La fraternità di nuovo al centro del dibattito pubblico
Con l’enciclica Fratelli tutti, il tema della fraternità è stato rimesso al centro della riflessione sociale, filosofica e teologica. Si tratta di una questione rilevante in ampiezza e profondità che permette di affrontare i vari e incerti snodi geopolitici contemporanei alla luce di una prospettiva capace di salvaguardare la dignità di ogni uomo, specie dei poveri e degli emarginati. Proprio sulla fraternità ha riflettuto – in uno dei suoi ultimi libri – il filosofo francese Edgar Morin. Infatti, nel volume La fraternità perché? Resistere alla crudeltà del mondo (AVE, 2020), Morin articola una riflessione etico-sociale sul necessario ritorno al senso di fraternità per l’odierna umanità sempre più connessa e globale.
Resistere alla crudeltà del mondo
Il modello occidentale ha mostrato come sia impossibile imporre la fraternità per legge come accade, invece, per la libertà e la giustizia. Così, se il senso fraterno non può prescriversi attraverso le costituzioni è necessario, secondo l’autore, interrogarsi su quale sia la sua fonte. A ogni generazione l’esperienza delle comunità umane ci ricorda che ciascuno di noi ha bisogno per crescere e maturare di un “noi” senza il quale la deriva verso l’egoismo e la solitudine appare come l’unico possibile esito. Difatti, per lo studioso francese, accogliere l’altro comporta: «il riconoscimento della nostra comune umanità e il rispetto delle sue differenze. Sono queste le basi su cui potrebbe svilupparsi la fraternità tra tutti gli umani in un’avventura comune di fronte al nostro destino comune» (p. 42). Riletta in simili termini la fraternità è un mezzo per resistere alla crudeltà del mondo la cui fonte non può scaturire dagli ordinamenti giuridici ma dal cuore stesso dell’uomo attraverso un movimento di consapevolezza avviato dal basso cioè dai singoli, dalle comunità e dai popoli.

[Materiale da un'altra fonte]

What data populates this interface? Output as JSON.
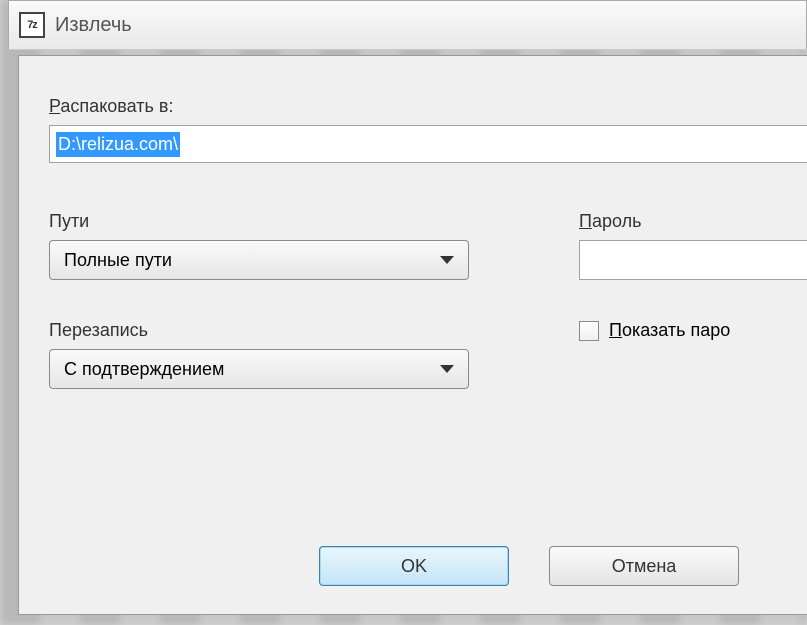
{
  "app": {
    "icon_text": "7z",
    "title": "Извлечь"
  },
  "dialog": {
    "extract_to": {
      "label_prefix": "Р",
      "label_rest": "аспаковать в:",
      "value": "D:\\relizua.com\\"
    },
    "left": {
      "paths_label": "Пути",
      "paths_value": "Полные пути",
      "overwrite_label": "Перезапись",
      "overwrite_value": "С подтверждением"
    },
    "right": {
      "password_label_u": "П",
      "password_label_rest": "ароль",
      "password_value": "",
      "show_password_u": "П",
      "show_password_rest": "оказать паро"
    },
    "buttons": {
      "ok": "OK",
      "cancel": "Отмена"
    }
  }
}
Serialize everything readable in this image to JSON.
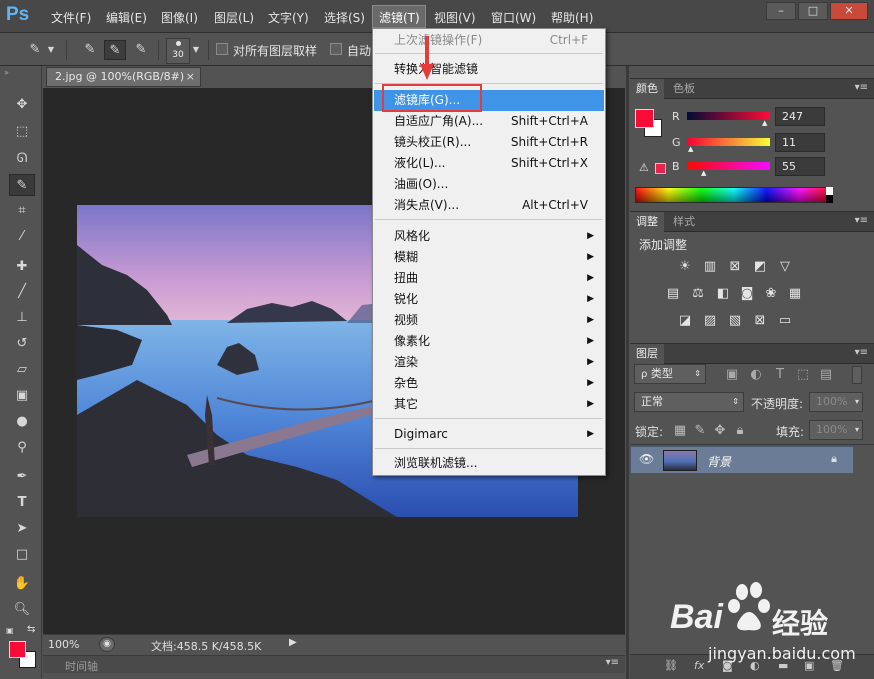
{
  "app": {
    "logo": "Ps",
    "menu": [
      "文件(F)",
      "编辑(E)",
      "图像(I)",
      "图层(L)",
      "文字(Y)",
      "选择(S)",
      "滤镜(T)",
      "视图(V)",
      "窗口(W)",
      "帮助(H)"
    ],
    "window_controls": [
      "–",
      "□",
      "✕"
    ]
  },
  "options_bar": {
    "brush_size": "30",
    "sample_all_layers": "对所有图层取样",
    "auto_label": "自动"
  },
  "document": {
    "tab_title": "2.jpg @ 100%(RGB/8#)",
    "tab_close": "×",
    "zoom": "100%",
    "doc_size": "文档:458.5 K/458.5K",
    "timeline_label": "时间轴"
  },
  "filter_menu": {
    "last_filter": {
      "label": "上次滤镜操作(F)",
      "shortcut": "Ctrl+F"
    },
    "convert_smart": "转换为智能滤镜",
    "items_group1": [
      {
        "label": "滤镜库(G)...",
        "shortcut": ""
      },
      {
        "label": "自适应广角(A)...",
        "shortcut": "Shift+Ctrl+A"
      },
      {
        "label": "镜头校正(R)...",
        "shortcut": "Shift+Ctrl+R"
      },
      {
        "label": "液化(L)...",
        "shortcut": "Shift+Ctrl+X"
      },
      {
        "label": "油画(O)...",
        "shortcut": ""
      },
      {
        "label": "消失点(V)...",
        "shortcut": "Alt+Ctrl+V"
      }
    ],
    "submenus": [
      "风格化",
      "模糊",
      "扭曲",
      "锐化",
      "视频",
      "像素化",
      "渲染",
      "杂色",
      "其它"
    ],
    "digimarc": "Digimarc",
    "browse_online": "浏览联机滤镜..."
  },
  "color_panel": {
    "tabs": [
      "颜色",
      "色板"
    ],
    "r_label": "R",
    "g_label": "G",
    "b_label": "B",
    "r": "247",
    "g": "11",
    "b": "55",
    "foreground_hex": "#f70b37"
  },
  "adjustments_panel": {
    "tabs": [
      "调整",
      "样式"
    ],
    "title": "添加调整"
  },
  "layers_panel": {
    "tab": "图层",
    "filter_kind": "类型",
    "blend_mode": "正常",
    "opacity_label": "不透明度:",
    "opacity_value": "100%",
    "lock_label": "锁定:",
    "fill_label": "填充:",
    "fill_value": "100%",
    "layer_name": "背景"
  },
  "watermark": {
    "brand": "Bai",
    "brand2": "经验",
    "url": "jingyan.baidu.com"
  }
}
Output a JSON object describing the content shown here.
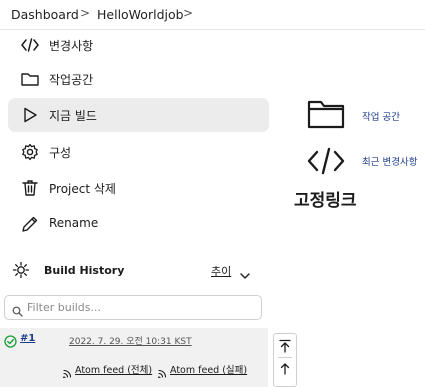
{
  "breadcrumb": {
    "items": [
      "Dashboard",
      "HelloWorldjob"
    ],
    "separator": ">"
  },
  "sidebar": {
    "tasks": [
      {
        "label": "변경사항",
        "icon": "code-icon"
      },
      {
        "label": "작업공간",
        "icon": "folder-icon"
      },
      {
        "label": "지금 빌드",
        "icon": "play-icon",
        "active": true
      },
      {
        "label": "구성",
        "icon": "gear-icon"
      },
      {
        "label": "Project 삭제",
        "icon": "trash-icon"
      },
      {
        "label": "Rename",
        "icon": "pencil-icon"
      }
    ]
  },
  "build_history": {
    "title": "Build History",
    "trend_label": "추이",
    "filter_placeholder": "Filter builds...",
    "builds": [
      {
        "number": "#1",
        "date": "2022. 7. 29. 오전 10:31 KST",
        "status": "success"
      }
    ],
    "feeds": [
      {
        "label": "Atom feed (전체)"
      },
      {
        "label": "Atom feed (실패)"
      }
    ]
  },
  "main": {
    "links": [
      {
        "label": "작업 공간",
        "icon": "folder-icon"
      },
      {
        "label": "최근 변경사항",
        "icon": "code-icon"
      }
    ],
    "permalinks_title": "고정링크"
  },
  "colors": {
    "link": "#1f3c8c",
    "active_bg": "#ececed",
    "success": "#1a9e3a"
  }
}
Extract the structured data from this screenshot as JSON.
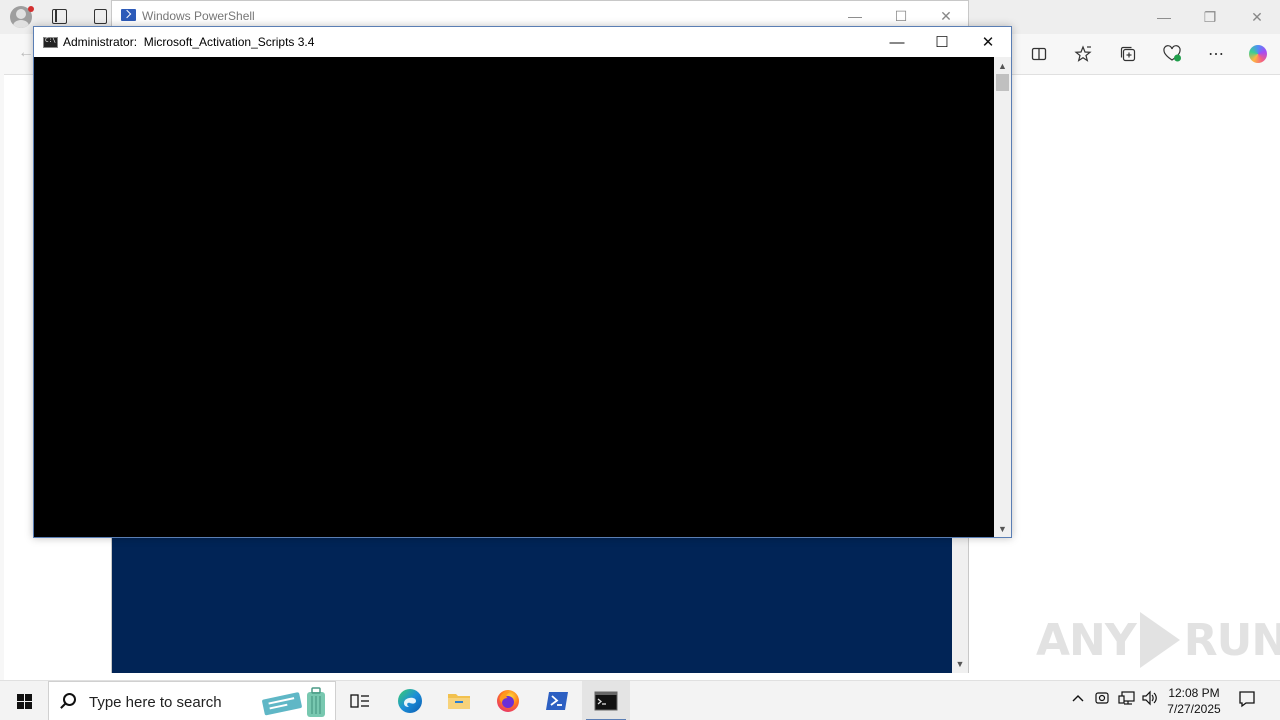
{
  "browser": {
    "name": "Microsoft Edge",
    "window_controls": {
      "minimize": "—",
      "restore": "❐",
      "close": "✕"
    }
  },
  "powershell": {
    "title": "Windows PowerShell",
    "controls": {
      "minimize": "—",
      "maximize": "☐",
      "close": "✕"
    },
    "bg_color": "#012456"
  },
  "console": {
    "title_prefix": "Administrator:",
    "title_name": "Microsoft_Activation_Scripts 3.4",
    "controls": {
      "minimize": "—",
      "maximize": "☐",
      "close": "✕"
    },
    "bg_color": "#000000"
  },
  "watermark": {
    "left": "ANY",
    "right": "RUN"
  },
  "taskbar": {
    "search_placeholder": "Type here to search",
    "apps": [
      "task-view",
      "edge",
      "file-explorer",
      "firefox",
      "powershell",
      "cmd"
    ],
    "clock_time": "12:08 PM",
    "clock_date": "7/27/2025"
  }
}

Pensiero “complesso” e umanesimo
Una tale consapevolezza ha bisogno di un approccio educativo e culturale assai diverso rispetto al modello del turbocapitalismo, liberale per pochi ma schiavizzante per molti. Quest’ultimo deriva da un pensiero fondato sulla separazione delle conoscenze e sul calcolo matematico e perciò impossibilitato ad accedere sia a una visione d’insieme sia a risolvere i problemi globali. Secondo Morin, cambiare via è possibile tramite il superamento di questa prospettiva al fine di favorire un modo di pensare: «complesso capace di legare, capace di comprendere i fenomeni al tempo stesso nella loro diversità e nella loro unità, così come nella loro contestualità» (p. 50). A parere del filosofo francese, da simile visione può generarsi un umanesimo fraterno che oltre a riconoscere l’uguaglianza nei diritti per tutti gli uomini comporta tanto l’accoglienza delle varie forme di diversità quanto la coscienza dell’appartenenza ad un’unica comunità di destino.
Ambiente, biologia, interconnessioni
In tal modo, il pensiero proposto da Morin si lega a quanto viene sostenuto nell’enciclica Laudato sì’ di papa Francesco che nell’allargare l’orizzonte della riflessione all’ambiente sostiene che nel mondo ogni realtà – vivente o meno – è intimamente connessa. Questo dato è ripreso nel volume anche nell’ottica biologica poiché l’autore afferma che: «le specie più adatte non sono le più aggressive, bensì le più solidali» (p. 19). Ciò dimostra come la dimensione solidale – che per l’umanità può tradursi con la fraternità – ha una fondazione oltre che culturale anche biologica.
Il testo di Morin è un valido contributo per alimentare e sostenere il dibattito sulle ricadute sociali, politiche, economiche e culturali della fraternità. Nel testo, il filosofo francese riprende la sua celebre tesi del “pensiero complesso e transdisciplinare” – ampiamente presentata in studi passati – per la costruzione di una cultura umana radicata sulla fraternità. Dalla sua proposta si delinea che l’unica via per il futuro dell’umanità sia quella della fraternità al fine di superare ogni crudeltà e istituire una cittadinanza globale.